Punjab land model may soon be replicated across India
An amended Punjab law that allows long-term lease of farm land for projects may soon be replicated across India with the Centre planning to use it as a model for alternate land management legislation after letting a controversial ordinance lapse.india Updated: Sep 03, 2015 21:14 IST
An amended Punjab law that allows long-term lease of farm land for projects may soon be replicated across India with the Centre planning to use it as a model for alternate land management legislation after letting a controversial ordinance lapse.
Sources said the prime minister’s office has asked the Niti Aayog to draft a model land lease law in the next few months after consulting all states, indicating the government’s renewed bid to fast-track stalled industrial projects.
Once the model legislation is drafted by the department of land resources, it will have to clear the hurdle in Parliament, where a Congress-led Opposition forced a washout in the recently-ended monsoon session. The land acquisition ordinance has been dubbed as “anti-farmer” by opposition parties, who hold a majority in the Rajya Sabha.
The PMO asked the Niti Aayog to suggest a framework for the new law after Punjab chief minister Parkash Singh Badal briefed Prime Minister Narendra Modi about the state’s land lease policy recently. Modi on Sunday announced the government wouldn’t re-promulgate the ordinance and let it lapse on Monday.
The panel’s vice-chairman Arvind Panagariya has met the revenue secretaries of all states on the proposed model law and officials said the secretaries were in favour of a national law.
“As land is a state subject, the Centre can only enact a model law,” an official explained, adding the states agreed the law would be a win-win situation and expressed interest.
Punjab amended its tenancy law in 2013, allowing farmers to lease out land up to 100 years, and empowered sub-divisional magistrates to get the lease vacated in case of a dispute.

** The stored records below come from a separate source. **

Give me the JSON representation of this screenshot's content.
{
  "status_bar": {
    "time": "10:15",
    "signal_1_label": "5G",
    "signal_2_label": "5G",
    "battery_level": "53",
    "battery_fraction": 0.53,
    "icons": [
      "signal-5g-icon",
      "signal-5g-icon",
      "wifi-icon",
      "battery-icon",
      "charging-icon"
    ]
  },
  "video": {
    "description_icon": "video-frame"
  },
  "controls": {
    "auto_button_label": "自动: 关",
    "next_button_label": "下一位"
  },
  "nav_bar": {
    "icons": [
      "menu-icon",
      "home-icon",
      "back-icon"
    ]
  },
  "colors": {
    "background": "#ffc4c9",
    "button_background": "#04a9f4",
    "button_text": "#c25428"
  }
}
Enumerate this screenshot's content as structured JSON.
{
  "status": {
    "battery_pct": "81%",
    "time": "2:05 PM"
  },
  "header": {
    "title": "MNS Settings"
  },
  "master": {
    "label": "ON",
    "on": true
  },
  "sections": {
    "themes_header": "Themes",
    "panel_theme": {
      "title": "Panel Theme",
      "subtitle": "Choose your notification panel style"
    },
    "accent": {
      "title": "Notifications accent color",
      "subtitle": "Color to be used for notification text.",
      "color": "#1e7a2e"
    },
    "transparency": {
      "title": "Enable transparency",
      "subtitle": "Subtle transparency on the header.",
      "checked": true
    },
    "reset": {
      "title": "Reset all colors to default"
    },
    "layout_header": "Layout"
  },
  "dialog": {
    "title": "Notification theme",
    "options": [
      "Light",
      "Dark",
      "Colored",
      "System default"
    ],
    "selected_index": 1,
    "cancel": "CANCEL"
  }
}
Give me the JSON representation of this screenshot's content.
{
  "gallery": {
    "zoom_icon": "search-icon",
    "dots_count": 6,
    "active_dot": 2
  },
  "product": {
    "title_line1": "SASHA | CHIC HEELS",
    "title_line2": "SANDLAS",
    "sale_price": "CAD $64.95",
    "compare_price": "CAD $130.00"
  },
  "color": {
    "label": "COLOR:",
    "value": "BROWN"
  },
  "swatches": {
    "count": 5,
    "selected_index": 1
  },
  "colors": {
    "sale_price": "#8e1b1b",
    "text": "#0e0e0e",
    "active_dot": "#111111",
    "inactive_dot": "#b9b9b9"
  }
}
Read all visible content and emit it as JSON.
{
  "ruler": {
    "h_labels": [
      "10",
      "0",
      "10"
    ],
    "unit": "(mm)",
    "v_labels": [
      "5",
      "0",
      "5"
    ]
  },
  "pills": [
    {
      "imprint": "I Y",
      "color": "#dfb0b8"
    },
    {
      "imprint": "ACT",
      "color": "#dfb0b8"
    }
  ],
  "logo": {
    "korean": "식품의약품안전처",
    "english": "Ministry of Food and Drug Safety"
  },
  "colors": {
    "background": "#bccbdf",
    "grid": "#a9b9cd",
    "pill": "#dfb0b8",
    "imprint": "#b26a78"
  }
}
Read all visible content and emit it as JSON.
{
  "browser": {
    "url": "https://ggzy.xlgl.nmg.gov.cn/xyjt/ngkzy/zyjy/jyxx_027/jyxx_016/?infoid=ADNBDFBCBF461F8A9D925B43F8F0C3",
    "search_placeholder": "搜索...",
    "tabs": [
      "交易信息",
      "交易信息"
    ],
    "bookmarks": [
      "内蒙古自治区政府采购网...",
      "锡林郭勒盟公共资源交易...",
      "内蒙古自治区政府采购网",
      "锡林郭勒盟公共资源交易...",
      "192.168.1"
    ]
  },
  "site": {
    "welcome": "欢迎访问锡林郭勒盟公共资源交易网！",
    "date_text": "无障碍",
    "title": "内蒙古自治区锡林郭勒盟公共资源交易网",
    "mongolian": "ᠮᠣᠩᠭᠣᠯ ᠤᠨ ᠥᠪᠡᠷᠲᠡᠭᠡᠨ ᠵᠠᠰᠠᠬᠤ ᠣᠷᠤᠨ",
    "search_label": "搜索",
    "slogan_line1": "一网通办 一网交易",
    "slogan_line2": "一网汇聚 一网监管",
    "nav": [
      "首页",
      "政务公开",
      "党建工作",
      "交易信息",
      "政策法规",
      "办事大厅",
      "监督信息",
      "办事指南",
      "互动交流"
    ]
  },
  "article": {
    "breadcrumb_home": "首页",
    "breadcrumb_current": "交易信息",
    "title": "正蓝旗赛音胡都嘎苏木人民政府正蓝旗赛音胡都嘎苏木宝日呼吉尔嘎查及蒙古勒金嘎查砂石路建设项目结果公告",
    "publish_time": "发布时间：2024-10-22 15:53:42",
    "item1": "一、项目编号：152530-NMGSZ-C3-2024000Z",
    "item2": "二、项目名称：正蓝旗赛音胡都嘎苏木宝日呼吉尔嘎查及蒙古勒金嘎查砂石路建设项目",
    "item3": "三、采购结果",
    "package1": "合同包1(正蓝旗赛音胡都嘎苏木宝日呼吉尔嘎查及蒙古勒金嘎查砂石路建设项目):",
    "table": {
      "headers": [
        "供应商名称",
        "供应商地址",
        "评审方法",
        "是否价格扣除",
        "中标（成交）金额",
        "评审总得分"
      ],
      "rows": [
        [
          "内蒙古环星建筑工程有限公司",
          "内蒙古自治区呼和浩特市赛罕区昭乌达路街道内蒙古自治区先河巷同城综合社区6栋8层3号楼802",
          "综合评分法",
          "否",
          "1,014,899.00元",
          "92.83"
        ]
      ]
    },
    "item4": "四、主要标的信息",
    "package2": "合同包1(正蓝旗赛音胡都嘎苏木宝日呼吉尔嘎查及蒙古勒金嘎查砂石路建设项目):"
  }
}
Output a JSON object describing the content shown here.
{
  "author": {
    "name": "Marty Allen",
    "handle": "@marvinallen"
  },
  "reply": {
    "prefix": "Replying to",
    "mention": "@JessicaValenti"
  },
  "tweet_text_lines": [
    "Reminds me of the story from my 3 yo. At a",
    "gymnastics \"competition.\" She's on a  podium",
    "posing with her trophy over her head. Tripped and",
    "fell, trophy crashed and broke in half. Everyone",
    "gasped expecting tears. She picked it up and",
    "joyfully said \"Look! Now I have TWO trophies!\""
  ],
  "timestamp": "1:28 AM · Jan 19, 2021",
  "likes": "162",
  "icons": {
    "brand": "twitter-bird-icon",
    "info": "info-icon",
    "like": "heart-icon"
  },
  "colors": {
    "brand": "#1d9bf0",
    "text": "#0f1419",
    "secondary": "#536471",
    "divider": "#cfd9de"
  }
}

The companies can pay the entire cost upfront or in installments. There is also a revenue-sharing model. “The company pays a signing amount and then minimum money to the land owner every year for the lease period. If the company’s revenue is beyond a certain threshold, it is required to share its profit with the land owner,” a Punjab government official told HT.
Many other states such as Gujarat, Haryana and Andhra Pradesh have land tenancy laws enacted soon after Independence but they are considered outdated for the productive use of barren land. “Most of these laws are prohibitive in nature and therefore, needs a revamp,” an official said, adding the government wanted a uniform national framework on leasing of land to attract investors.